2025 Public Speaking Recap: The Year I Chose to Use My Voice
Not the polished, perfect version. The raw, real one. The one that’s lived a bit, worked hard, been bent around the edges… and still showed up.
And I’ll say this honestly: I didn’t do it because I suddenly felt “ready”. I did it because I’ve learned something about growth along the way. If you wait until you feel good enough, you’ll never meet the standard you set yourself, because the benchmark moves every time you get close.
You improve, so you raise the bar. You get braver, so you decide you need to be even braver. You do the thing once and tell yourself it doesn’t count until you can do it “properly”. It’s exhausting, and it’s sneaky, because it looks like you’re preparing. But a lot of the time, it’s fear dressed in nice clothes.
So instead of waiting for the perfect moment, I started doing the reps. I started speaking anyway. And the confidence came in the action, not before it.
The line that kept landing in the room
This year I got to speak in rooms full of women carrying a lot… and still taking on more. Women who are capable, relied on, and often the one everyone else leans on. Underneath the different stories, the same message kept surfacing in different ways:
“I am ready to stop waiting to put me back in the equation.”
And that isn’t just about rest, time off, or another self-care tip. It’s about identity. It’s about the quiet cost of being the go-to person for so long that you forget you’re allowed to be part of your own plan too.
Because for a lot of women, what keeps them stuck is this idea of needing to be “ready” first. Ready sounds like: when the kids are older, when work calms down, when the season changes, when the business is stable, when I feel more confident, when I’ve got my other stuff sorted.
But life doesn’t really settle, does it. Not for women holding a stack of roles and carrying everyone’s emotional temperature on top. So “one day” becomes a moving target, and putting yourself back in the equation gets pushed to later.
What public speaking taught me about growth
Public speaking has been one of my biggest growth edges because it’s visible. You can’t hide behind the admin. You can’t keep “getting ready” forever. At some point you have to walk up, get on stage and go. And it’s made something really clear to me that applies to far more than speaking.
Most women don’t need more pressure to perform. They need permission to begin.
Not perfect. Not polished. Not bulletproof. Just begin. Because growth doesn’t happen in your head. It happens in the reps. And the reps don’t ask for perfection. They ask for honesty and follow-through.
Why this matters to me as a speaker
I could compare myself to the polished professionals who have the whole thing nailed. But that’s not where I aim. I’m here armed with real stories, lived experience, and a practical message that meets people where they actually are. A bit dusty. A bit human. The kind of speaker who doesn’t pretend the patterns and problems don’t exist.
And if you’ve ever been around my work with horses, you’ll know why that matters. Horses don’t respond to performance. They respond to what’s real. Presence, congruency and the willingness to show up as you are and adjust from there.
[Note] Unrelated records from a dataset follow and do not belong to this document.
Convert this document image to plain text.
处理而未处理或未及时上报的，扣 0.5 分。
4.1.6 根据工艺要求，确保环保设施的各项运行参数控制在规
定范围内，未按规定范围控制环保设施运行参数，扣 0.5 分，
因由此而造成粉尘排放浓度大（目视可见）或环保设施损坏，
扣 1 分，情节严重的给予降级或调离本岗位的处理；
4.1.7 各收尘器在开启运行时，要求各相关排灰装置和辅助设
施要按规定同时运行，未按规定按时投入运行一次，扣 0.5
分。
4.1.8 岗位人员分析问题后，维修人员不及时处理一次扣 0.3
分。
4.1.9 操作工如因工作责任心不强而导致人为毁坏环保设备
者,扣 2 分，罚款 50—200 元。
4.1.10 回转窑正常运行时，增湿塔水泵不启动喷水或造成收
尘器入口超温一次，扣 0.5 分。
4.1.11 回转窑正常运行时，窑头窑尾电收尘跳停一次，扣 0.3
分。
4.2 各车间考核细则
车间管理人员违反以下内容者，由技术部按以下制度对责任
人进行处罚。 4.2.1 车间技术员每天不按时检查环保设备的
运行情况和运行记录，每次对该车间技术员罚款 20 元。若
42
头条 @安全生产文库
That’s how change actually happens. Not after the breakdown, before it. Not when life finally slows down, while it’s still full.
Thank you, and what’s next
Thank you to every event organiser who trusted me on their stage, and to every woman who stayed back after a session to share what hit home. Those conversations are the whole point.
If you’re planning your 2026 program and you want a speaker who’s grounded and practical, I’d love to be considered. Send me a message and I’ll share keynote topics and availability for 2026.
A question for you
If you’ve been waiting for “one day”, what would it look like to put you back in the equation now?